Ketua DRN: Presiden Soeharto Perhatikan Pengembangan Lahan Gambut
Editor: Makmun Hidayat

Permohonan Budi mendapat respons positif. Karena tidak lama setelah itu, surat yang ia kirim, dijawab, dan Presiden Soeharto pun berkenan menerimanya.
“Surat saya kirim hari Kamis, hari Seninnya saya ditelepon oleh ajudan Pak Harto, bahwa bapak berkenan menerima,” tandasnya.
Saat pertemuan berlangsung, kata Budi, Presiden Soeharto langsung mengajukan pertanyaan kepadanya, apakah dirinya pernah melihat gambut di luar negeri? Dan Apa bedanya dengan di tempat kita (Indonesia-Red)?
“Yang sering saya dengar, Pak Harto kalau ketemu orang selalu pertanyaan pertama adalah pertanyaan filosofis, dan itu benar saya alami. Kalau saja waktu itu saya salah menjawab, pertemuan yang tadinya 30 menit bisa hanya menjadi 5 menit sudah selesai,” kata Budi.

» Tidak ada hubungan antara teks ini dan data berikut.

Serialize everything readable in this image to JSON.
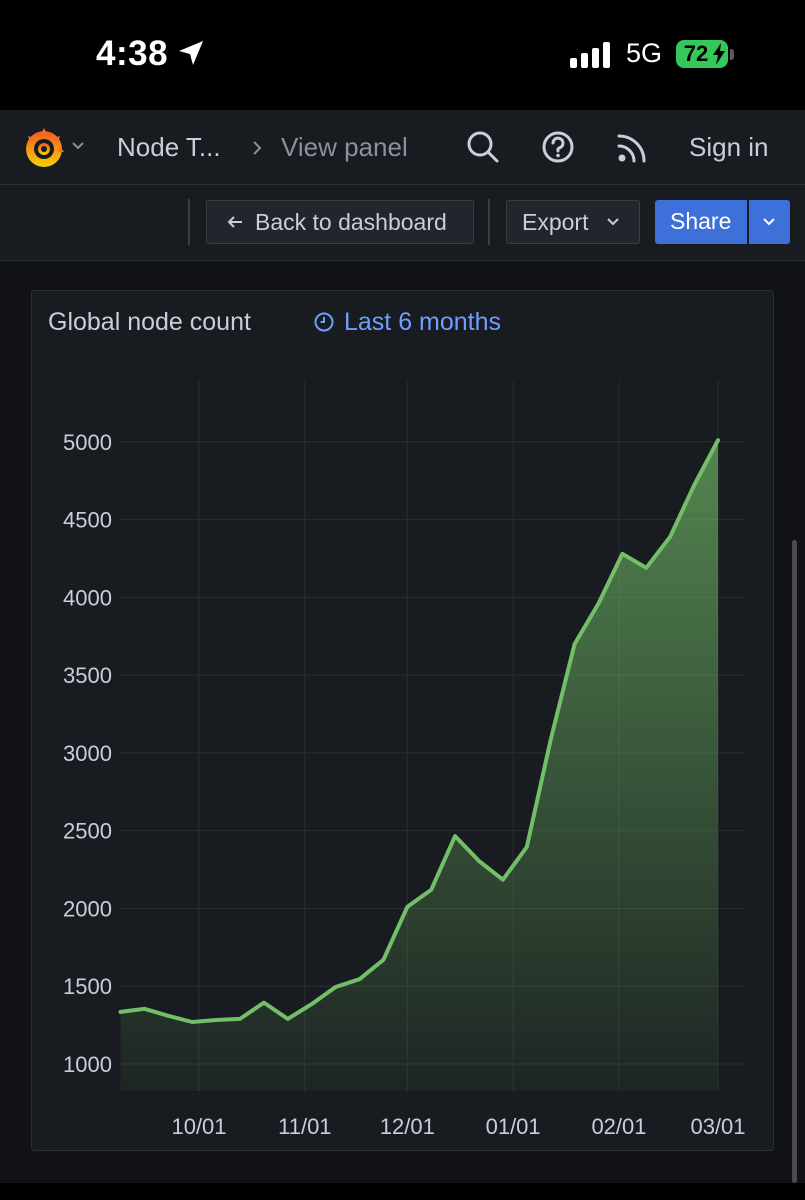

Beruntung, kata Budi, jawaban yang ia keluarkan waktu itu tepat. Ia menjawab, yang membedakan gambut Indonesia dan luar negeri adalah air. Jawaban tersebut pun dibenarkan oleh Presiden Soeharto.
“Sepanjang pertemuan saya menyampaikan masukan, tapi ada kalimat sakti Pak Harto yang membuat saya tertekan dan terdiam, beliau bilang, saudara pintar seperti apapun kalau tidak ada beras mau makan apa?” cetus Budi.
“Jadi Pak Harto menekankan. Lahan pertanian itu harus dibangun, karena jika tidak kita akan impor 3 juta ton beras per tahun. Akhirnya jadilah 1 juta hektare lahan pertanian di Kalteng,” sambung Budi.
Sayangnya, agenda besar pengembangan lahan gambut di era Orde Baru tersebut tidak begitu berjalan mulus. Menurut Budi hal itu tidak terlepas dari pembuatan kanal yang tidak tepat.
“Kanal yang menghubungkan Sungai Kahayan dan Kapuas itu menaiki kubah. Jadi tidak bisa menghubungkan air,” pungkasnya.